MS-2-P-1745 Electron microscopic evidence for a tribologically induced phase transformation as the origin of wear in diamond

Zhang X.1, Schneider R.1, Müller E.1, Mee M.2, Meier S.2, Gumbsch P.1, 2, Gerthsen D.1
1Karlsruhe Institute of Technology (KIT), Karlsruhe, Germany, 2Fraunhofer Institute for Mechanics of Materials IWM, Freiburg, Germany
xinyi.zhang2@kit.edu

The origin of wear and the low friction coefficient of diamond is still an intensely debated problem in tribology. Here we study coarse-grained diamond films, deposited by plasma-enhanced chemical vapor deposition, which were tribologically loaded on a ring-on-ring tribometer against a similar diamond counterpart. The microstructure of worn and unworn regions of the diamond film was studied by transmission and scanning electron microscopy. Amorphous carbon (a-C) layers are observed on both as-deposited and on tribologically tested diamond, but differ significantly as far as thickness and morphology are concerned. The a-C layer with a thickness of up to several 100 nm on as-deposited diamond is attributed to the plasma deposition process. For the tribologically tested region of the film, the TEM images (Fig. 1) demonstrate that the µm-sized grains at the rough original diamond surface are almost completely flattened indicating that a significant amount of material must have been removed including the residual a-C layer from the deposition process. In contrast to the as-deposited a-C residue, the tribo-induced a-C layer is comparably uniform with a thickness below 100 nm. The TEM sample from the wear track prepared by conventional techniques (Fig. 2) confirms the findings of the FIB-prepared sample. A few of the TEM samples containing a tribo-induced a-C layer contain grain boundaries of the underlying polycrystalline diamond in the electron transparent region. It is found that the thickness of the a-C layer changes quite abruptly on grains with different crystallographic orientations (white arrow in Fig. 2). Fig. 3 clearly shows that the interface between the crystalline diamond and the tribo-induced amorphous a-C layer is not crystallographically flat but displays a nm-scale roughness. The anisotropic phase transformation and the small roughness of the interface are regarded as evidence for an atom-by-atom wear process. Quantitative electron energy loss spectroscopy of the C-K ionization edge, performed in a transmission electron microscope, reveals the transition from sp3-hybridized C-atoms in diamond to a high fraction (65 %) of sp2-hybridized C-atoms in the tribo-induced a-C layer within a region of less than 5 nm thickness.

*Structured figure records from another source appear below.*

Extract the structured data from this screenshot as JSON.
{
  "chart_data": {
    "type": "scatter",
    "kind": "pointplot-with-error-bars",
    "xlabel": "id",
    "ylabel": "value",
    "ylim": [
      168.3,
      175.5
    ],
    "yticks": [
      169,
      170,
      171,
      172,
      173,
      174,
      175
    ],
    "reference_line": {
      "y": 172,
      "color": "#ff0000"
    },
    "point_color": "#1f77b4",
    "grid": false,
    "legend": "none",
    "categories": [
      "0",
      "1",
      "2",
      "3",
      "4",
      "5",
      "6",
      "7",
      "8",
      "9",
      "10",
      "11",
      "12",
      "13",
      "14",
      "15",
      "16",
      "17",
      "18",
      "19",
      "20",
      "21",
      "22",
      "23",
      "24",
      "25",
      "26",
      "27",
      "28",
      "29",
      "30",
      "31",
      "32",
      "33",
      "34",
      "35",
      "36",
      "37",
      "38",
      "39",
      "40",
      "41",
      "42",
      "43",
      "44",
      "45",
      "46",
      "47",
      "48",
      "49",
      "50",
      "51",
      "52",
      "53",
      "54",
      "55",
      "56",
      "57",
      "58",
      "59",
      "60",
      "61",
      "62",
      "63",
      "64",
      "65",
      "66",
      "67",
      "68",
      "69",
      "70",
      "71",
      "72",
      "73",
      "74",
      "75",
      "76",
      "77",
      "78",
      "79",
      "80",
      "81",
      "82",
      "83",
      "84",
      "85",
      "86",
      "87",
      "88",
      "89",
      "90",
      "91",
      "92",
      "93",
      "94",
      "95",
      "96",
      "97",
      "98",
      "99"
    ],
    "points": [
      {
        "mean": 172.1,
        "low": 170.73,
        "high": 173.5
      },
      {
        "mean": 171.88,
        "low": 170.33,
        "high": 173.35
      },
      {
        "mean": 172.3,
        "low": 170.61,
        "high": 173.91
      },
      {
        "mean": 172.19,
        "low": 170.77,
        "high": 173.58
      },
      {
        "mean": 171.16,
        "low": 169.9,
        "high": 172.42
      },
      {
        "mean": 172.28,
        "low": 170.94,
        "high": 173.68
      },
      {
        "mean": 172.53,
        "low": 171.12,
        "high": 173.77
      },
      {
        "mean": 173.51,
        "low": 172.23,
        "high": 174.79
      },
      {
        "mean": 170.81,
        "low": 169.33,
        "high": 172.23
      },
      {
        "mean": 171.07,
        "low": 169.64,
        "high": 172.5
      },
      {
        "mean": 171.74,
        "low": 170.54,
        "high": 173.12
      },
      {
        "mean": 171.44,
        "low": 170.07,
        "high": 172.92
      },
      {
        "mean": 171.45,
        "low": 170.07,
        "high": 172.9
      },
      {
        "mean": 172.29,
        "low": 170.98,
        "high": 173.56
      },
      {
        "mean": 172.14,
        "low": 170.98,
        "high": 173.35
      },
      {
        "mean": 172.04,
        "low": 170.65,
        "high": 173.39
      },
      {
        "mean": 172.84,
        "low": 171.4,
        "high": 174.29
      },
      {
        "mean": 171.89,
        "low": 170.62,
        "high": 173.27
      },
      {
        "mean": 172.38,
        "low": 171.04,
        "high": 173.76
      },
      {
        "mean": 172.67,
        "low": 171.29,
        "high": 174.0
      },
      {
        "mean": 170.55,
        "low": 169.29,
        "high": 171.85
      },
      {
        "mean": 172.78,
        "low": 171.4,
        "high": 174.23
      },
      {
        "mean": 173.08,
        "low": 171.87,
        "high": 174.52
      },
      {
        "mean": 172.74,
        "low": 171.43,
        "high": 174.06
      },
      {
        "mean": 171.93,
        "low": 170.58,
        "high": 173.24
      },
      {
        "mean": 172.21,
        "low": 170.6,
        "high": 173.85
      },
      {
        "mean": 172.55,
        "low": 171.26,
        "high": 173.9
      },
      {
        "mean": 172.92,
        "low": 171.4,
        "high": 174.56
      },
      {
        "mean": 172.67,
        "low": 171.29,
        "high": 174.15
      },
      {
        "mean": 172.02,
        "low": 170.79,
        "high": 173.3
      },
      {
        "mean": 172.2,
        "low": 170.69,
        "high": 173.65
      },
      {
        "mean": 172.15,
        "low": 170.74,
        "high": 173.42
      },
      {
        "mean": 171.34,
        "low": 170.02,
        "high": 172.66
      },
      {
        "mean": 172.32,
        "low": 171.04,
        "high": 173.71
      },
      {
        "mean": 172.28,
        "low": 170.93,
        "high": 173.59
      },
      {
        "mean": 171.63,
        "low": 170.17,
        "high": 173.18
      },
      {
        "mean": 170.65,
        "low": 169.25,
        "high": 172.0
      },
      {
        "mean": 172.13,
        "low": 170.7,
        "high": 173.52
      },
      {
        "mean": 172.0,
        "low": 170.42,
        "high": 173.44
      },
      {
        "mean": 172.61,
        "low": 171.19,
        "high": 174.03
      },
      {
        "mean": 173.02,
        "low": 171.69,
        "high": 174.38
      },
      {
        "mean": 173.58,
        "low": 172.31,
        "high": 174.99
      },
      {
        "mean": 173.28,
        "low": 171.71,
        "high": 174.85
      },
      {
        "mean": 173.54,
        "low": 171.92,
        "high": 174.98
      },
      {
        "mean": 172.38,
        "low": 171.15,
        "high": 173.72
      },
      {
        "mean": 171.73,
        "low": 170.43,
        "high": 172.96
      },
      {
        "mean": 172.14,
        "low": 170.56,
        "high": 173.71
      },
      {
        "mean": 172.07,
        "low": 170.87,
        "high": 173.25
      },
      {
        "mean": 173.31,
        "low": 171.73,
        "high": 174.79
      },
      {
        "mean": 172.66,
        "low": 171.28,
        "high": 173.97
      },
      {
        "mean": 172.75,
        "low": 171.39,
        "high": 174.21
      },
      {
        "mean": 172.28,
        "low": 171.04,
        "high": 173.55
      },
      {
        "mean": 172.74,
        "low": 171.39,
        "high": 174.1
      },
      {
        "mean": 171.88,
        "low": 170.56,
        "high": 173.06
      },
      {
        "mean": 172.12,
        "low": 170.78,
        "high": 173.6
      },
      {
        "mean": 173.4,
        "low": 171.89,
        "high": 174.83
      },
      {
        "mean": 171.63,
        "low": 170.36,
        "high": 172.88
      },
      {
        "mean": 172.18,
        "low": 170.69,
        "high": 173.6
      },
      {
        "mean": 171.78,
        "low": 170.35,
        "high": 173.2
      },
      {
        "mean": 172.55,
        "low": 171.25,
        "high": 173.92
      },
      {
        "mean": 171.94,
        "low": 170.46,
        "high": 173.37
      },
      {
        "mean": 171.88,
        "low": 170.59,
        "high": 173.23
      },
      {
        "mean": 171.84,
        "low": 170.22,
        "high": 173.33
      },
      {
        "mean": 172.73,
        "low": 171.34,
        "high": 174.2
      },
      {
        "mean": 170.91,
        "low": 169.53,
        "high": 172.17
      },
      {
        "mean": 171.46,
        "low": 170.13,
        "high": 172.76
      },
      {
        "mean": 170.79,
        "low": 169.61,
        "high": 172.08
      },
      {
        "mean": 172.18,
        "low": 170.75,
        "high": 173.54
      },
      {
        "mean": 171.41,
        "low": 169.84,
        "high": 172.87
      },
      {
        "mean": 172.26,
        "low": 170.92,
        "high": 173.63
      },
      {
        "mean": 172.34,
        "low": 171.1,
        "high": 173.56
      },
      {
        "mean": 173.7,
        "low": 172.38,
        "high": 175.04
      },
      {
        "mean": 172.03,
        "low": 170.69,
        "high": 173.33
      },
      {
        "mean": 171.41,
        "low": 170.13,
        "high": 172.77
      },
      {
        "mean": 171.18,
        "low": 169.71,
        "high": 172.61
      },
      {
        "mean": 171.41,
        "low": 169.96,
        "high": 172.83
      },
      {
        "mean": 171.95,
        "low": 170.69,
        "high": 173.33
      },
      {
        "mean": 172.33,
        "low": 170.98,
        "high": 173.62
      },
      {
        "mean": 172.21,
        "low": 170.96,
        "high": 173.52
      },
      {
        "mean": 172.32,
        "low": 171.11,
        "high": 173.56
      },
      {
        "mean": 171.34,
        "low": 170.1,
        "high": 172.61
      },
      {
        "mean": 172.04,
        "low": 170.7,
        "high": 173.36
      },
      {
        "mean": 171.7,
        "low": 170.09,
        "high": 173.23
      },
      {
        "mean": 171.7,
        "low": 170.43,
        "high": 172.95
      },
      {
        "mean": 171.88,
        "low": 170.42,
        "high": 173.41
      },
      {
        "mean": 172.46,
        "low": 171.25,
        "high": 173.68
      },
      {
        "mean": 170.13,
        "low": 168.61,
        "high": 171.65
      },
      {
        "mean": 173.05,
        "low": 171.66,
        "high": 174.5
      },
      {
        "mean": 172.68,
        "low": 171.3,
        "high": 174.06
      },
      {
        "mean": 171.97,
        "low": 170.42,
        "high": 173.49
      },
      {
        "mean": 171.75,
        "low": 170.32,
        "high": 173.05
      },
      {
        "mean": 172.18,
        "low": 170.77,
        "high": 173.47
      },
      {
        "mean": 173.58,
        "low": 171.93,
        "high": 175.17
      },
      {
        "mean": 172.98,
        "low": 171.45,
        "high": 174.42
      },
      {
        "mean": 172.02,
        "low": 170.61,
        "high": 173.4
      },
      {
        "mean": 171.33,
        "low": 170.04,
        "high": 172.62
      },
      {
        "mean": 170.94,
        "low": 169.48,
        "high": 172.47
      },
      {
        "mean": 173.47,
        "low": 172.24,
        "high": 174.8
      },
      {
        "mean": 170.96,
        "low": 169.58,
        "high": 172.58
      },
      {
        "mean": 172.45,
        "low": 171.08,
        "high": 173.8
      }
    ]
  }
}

XZ acknowledges funding from China Scholarship Council (CSC) (No. 2010606030). PG acknowledges support from Deutsche Forschungsgemeinschaft DFG (project grant Gu 367/30).

Fig. 1: Overview TEM image of a cross-section FIB-lamella taken from the wear-track region.

Fig. 2: Overview TEM image of a conventional cross-section TEM sample prepared from the wear-track region.

Fig. 3: HRTEM image of the interface region between crystalline diamond and the tribo-induced amorphous carbon layer with the diamond oriented along the [111] zone axis. The approximate position of the interface is marked by a dashed line.